Induction of Immunogenic Cell Death in Breast Cancer by Conductive Polymer Nanoparticle-Mediated Photothermal Therapy

Abstract

Emerging research in cancer immunotherapies has pointed toward the need for companion therapies that lead to immunogenic cell death. Photothermal therapy (PTT) can not only cause cancer cell death but also cause the release of tumor-specific antigens and damage-associated molecular patterns (DAMPs), which act as adjuvants. In this work, conductive polymer nanoparticles (NPs) of poly(3,4-ethylenedioxythiophene) (PEDOT) were studied as PTT agents and their ability to mediate immunogenic cell death was investigated. The spherical, similar to 40 nm NPs presented strong absorption of light between 700 and 900 nm. Their chemical composition was confirmed by FTIR and elemental analysis, while their amorphous morphology was confirmed by Xray diffraction. NP internalization into MDA-MB-231 cells was observed within 4 h of incubation. At 500 mu g/mL, the NPs were found to cause an increase in temperature of about 32 degrees C from the baseline upon irradiation with an 808 nm laser. This temperature increase proved to be sufficient to cause cell death after 5-15 min of laser irradiation at 3 W/cm(2).

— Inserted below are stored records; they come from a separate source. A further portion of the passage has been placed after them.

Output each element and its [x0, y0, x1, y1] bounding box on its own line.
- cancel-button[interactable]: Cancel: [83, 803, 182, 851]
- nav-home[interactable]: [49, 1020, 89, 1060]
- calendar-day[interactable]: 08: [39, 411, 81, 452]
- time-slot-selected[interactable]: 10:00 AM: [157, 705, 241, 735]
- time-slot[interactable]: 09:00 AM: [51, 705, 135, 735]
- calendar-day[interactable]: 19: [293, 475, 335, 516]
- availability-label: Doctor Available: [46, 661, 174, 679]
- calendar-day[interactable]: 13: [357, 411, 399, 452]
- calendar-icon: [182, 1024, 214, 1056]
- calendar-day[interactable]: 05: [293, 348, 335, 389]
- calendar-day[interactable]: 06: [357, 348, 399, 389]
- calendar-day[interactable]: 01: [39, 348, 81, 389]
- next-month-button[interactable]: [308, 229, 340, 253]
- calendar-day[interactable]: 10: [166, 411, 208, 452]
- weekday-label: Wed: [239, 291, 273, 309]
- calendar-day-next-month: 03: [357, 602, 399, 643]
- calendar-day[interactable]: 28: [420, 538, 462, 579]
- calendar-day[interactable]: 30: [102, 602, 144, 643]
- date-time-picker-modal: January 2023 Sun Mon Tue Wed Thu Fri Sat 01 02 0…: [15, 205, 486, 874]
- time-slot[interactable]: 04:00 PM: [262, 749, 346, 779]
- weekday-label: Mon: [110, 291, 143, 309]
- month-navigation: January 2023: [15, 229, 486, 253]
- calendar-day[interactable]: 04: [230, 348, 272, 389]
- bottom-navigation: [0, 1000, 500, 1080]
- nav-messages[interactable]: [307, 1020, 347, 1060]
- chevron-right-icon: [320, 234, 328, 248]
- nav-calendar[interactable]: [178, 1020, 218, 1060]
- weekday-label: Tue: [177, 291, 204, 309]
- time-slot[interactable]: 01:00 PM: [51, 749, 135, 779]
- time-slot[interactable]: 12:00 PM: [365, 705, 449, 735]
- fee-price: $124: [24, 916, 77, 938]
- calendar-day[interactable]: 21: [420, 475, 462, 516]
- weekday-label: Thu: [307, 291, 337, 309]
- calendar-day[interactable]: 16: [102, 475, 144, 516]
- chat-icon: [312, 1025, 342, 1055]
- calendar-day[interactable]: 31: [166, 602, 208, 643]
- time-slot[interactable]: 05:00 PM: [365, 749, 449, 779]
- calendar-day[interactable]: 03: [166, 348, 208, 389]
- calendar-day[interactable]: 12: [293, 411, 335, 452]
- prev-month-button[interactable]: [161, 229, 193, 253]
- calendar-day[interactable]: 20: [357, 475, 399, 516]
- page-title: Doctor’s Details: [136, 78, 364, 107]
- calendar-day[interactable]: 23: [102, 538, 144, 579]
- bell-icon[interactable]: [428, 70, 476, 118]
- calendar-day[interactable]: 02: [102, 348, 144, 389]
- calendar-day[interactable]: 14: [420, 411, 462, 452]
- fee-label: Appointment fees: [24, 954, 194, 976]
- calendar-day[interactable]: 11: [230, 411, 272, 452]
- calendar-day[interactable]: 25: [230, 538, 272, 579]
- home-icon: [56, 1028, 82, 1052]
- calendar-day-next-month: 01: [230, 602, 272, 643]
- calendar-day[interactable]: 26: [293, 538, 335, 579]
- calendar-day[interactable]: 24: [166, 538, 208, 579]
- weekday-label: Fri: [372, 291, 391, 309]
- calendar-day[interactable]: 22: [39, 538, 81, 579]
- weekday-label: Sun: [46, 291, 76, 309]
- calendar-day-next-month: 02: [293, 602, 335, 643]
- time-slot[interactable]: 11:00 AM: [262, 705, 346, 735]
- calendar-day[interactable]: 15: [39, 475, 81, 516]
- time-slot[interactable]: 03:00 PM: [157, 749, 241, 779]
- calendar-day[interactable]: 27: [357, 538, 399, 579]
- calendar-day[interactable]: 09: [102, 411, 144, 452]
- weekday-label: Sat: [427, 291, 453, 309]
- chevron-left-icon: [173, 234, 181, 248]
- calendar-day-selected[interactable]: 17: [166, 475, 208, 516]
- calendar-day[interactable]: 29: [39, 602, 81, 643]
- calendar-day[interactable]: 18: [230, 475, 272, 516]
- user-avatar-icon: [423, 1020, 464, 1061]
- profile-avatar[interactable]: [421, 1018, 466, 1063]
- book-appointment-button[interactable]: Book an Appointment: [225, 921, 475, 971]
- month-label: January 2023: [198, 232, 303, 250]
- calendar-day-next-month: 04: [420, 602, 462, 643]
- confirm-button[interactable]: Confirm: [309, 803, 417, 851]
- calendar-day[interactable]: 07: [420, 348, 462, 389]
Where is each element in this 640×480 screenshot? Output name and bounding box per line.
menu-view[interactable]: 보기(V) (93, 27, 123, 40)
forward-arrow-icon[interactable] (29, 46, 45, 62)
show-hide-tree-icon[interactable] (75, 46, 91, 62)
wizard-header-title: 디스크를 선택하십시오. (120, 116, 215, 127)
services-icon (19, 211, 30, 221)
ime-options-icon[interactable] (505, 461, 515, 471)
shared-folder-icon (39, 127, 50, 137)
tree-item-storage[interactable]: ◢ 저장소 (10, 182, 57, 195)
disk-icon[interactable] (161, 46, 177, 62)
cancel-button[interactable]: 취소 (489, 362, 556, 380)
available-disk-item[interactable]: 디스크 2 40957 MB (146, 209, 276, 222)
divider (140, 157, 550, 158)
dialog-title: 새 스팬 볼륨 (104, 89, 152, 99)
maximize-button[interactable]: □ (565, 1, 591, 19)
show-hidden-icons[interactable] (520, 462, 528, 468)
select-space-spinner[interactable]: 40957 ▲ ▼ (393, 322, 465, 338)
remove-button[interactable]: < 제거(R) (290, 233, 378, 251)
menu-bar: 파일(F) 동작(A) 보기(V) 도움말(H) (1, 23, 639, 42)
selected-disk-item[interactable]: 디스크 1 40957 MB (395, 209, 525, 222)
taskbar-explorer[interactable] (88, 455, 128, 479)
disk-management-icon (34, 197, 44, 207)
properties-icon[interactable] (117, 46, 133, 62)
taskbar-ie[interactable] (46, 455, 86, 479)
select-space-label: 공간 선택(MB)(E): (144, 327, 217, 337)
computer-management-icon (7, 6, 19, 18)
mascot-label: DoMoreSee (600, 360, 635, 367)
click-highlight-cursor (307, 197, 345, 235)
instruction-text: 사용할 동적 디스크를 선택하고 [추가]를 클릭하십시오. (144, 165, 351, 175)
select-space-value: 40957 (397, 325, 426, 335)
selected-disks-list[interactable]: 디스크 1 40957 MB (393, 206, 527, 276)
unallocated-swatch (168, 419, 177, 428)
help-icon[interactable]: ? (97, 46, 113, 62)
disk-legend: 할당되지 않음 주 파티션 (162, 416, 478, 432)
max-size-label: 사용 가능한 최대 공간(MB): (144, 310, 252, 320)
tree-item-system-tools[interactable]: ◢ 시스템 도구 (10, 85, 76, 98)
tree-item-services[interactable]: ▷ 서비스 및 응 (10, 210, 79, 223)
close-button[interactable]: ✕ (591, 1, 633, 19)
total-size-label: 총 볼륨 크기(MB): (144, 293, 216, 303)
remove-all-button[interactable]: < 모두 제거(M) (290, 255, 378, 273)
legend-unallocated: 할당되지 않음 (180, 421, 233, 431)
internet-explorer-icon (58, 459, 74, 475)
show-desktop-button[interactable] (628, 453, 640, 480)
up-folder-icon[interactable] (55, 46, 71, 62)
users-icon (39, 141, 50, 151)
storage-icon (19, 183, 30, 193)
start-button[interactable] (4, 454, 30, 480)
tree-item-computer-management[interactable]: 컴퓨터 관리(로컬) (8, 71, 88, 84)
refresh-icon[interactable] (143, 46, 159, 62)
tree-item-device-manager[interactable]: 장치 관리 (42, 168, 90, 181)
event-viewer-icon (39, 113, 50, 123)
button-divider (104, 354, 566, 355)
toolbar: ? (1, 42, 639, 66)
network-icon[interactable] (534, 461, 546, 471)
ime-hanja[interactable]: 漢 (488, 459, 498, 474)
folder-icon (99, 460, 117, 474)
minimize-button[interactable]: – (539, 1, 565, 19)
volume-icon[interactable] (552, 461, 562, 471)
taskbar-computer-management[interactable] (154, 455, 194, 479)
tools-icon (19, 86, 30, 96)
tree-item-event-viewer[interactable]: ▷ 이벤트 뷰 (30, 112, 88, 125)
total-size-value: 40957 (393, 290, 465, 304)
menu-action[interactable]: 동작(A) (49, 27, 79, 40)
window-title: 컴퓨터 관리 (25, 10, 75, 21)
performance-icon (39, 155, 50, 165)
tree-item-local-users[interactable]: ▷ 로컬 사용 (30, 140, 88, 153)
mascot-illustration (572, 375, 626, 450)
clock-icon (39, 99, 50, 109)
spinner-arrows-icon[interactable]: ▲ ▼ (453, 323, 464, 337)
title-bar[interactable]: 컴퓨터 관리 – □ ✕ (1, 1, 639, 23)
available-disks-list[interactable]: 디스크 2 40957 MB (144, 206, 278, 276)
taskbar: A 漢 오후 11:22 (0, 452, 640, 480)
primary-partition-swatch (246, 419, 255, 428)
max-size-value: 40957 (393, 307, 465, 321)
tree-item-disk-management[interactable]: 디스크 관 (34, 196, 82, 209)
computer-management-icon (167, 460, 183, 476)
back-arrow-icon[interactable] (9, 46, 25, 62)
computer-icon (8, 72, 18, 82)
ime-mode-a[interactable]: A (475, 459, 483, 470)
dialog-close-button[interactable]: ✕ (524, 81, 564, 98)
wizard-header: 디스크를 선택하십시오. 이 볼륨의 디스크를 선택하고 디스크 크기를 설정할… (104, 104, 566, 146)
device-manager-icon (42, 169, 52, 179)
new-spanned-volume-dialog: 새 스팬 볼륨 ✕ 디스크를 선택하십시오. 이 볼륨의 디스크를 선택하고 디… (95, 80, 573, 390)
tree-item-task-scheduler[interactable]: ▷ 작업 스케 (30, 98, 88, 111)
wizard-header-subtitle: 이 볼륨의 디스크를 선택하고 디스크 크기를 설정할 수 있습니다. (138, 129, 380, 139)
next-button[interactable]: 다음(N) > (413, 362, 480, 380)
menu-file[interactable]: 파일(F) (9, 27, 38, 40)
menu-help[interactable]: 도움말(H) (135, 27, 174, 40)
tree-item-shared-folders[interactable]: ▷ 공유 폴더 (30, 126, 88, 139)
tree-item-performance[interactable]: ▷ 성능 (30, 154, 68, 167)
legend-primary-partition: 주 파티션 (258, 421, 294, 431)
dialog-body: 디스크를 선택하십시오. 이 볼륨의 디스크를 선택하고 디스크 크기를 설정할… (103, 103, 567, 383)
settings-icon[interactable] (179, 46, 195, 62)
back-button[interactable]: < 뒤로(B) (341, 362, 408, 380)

Cell death upon NP-mediated PTT occurred mainly through apoptosis after 1.5, 6, and 12 h of exposure of the cells to the NPs, while longer exposure periods led primarily to cell necrosis. Our studies also demonstrate that PEDOT NP-mediated PTT induced presentation of DAMPs. Specifically, increased calreticulin translocation to the cell membrane, increased surface HMGB1 expression on nonpermeabilized cells, increased cytosolic HMGB1 presence in permeabilized cells, and decreased internal ATP were observed in cells that were exposed to increased thermal doses. The highest DAMP presentation levels were observed in cells treated with 500 mu g/mL PEDOT NPs and irradiated for 5 and 15 min, which resulted in a maximum cell temperature of 65-68 degrees C. PTT with PEDOT NPs enable specific eradication of cancer cells via immunogenic cell death, thereby showing potential as agents for modulation of tumor immunogenicity.